王虎满身纵横交错的创口尽数结痂,原本紊乱虚弱的呼吸已然平稳绵长,只是眼皮紧紧阖着,依旧沉陷在昏睡之中,迟迟没有醒转。
望着王虎伤痕遍布的身子,白余霜鼻尖一酸,热泪下意识滚落。
孙神医连忙竖起指尖抵在唇边,比出噤声的手势,白余霜慌忙咬紧牙关,硬生生憋住哽咽。
她缓步蹲在床榻边,凝着王虎毫无血色的脸庞,眼眶里泪珠不停打转。
魏猛压着嗓音轻声问询:“孙神医,药材但凡有所短缺,只管吩咐,我即刻派人赶赴太安城采买。”

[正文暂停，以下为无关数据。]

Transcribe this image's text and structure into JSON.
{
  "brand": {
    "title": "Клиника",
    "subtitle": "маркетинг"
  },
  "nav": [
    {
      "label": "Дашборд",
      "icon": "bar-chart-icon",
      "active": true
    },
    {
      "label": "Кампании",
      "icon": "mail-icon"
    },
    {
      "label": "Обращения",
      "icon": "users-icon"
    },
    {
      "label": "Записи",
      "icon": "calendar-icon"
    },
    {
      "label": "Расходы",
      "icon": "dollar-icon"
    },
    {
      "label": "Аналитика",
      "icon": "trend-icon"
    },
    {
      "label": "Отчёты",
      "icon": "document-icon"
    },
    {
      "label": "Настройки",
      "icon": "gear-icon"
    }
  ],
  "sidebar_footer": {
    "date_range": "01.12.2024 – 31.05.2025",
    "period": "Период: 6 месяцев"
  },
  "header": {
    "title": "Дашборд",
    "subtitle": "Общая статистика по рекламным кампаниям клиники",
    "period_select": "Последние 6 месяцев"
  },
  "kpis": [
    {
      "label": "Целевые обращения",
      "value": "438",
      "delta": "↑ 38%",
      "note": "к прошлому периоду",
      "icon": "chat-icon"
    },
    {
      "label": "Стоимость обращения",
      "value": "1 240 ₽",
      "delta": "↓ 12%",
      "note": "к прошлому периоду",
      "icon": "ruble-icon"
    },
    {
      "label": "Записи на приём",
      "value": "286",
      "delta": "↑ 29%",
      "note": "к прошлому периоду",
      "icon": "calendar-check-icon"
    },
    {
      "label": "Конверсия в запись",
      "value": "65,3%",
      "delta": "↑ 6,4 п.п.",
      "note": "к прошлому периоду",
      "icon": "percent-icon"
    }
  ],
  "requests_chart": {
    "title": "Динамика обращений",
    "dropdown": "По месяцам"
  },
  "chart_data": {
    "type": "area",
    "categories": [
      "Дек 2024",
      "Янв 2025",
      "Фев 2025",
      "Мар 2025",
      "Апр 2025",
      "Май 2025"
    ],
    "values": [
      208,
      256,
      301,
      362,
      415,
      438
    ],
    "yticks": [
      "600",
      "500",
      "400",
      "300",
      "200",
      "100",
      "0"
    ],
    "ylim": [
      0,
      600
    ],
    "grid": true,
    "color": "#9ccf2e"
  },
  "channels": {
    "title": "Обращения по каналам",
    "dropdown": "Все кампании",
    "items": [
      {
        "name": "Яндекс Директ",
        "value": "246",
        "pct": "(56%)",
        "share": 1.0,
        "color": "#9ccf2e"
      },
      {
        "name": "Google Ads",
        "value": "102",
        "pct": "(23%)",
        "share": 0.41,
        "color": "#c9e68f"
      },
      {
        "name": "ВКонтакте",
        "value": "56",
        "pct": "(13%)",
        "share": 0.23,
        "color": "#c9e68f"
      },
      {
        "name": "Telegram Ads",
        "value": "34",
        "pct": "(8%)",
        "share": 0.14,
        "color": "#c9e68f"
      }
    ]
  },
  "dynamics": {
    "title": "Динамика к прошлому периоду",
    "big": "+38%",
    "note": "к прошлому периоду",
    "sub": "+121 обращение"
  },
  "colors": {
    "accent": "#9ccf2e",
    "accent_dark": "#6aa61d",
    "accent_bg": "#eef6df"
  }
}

孙神医闻言颔首,从旁边桌案取过一纸药方,交到魏猛掌心:“这是方才三位前辈留下的方子,按方配齐药材,一次性置办二十副便够用。”
“好。”
魏猛接过药方抱拳应声,同张娃子对视一眼,二人悄声退出大帐。
此后李长安、雷千山一行人依照规矩,三人结伴轮番进帐探望,看过王虎安稳的状态后又悄然退出。
不多时,王虎伤势稳住,三两日内便能苏醒的喜讯悄无声息传遍整座北疆大营。
全军将士人人满心振奋狂喜,却谨记不可惊扰休养的王虎,尽数把欢呼压在心底,无人高声喧闹,只藏着满心期盼静待王虎醒来。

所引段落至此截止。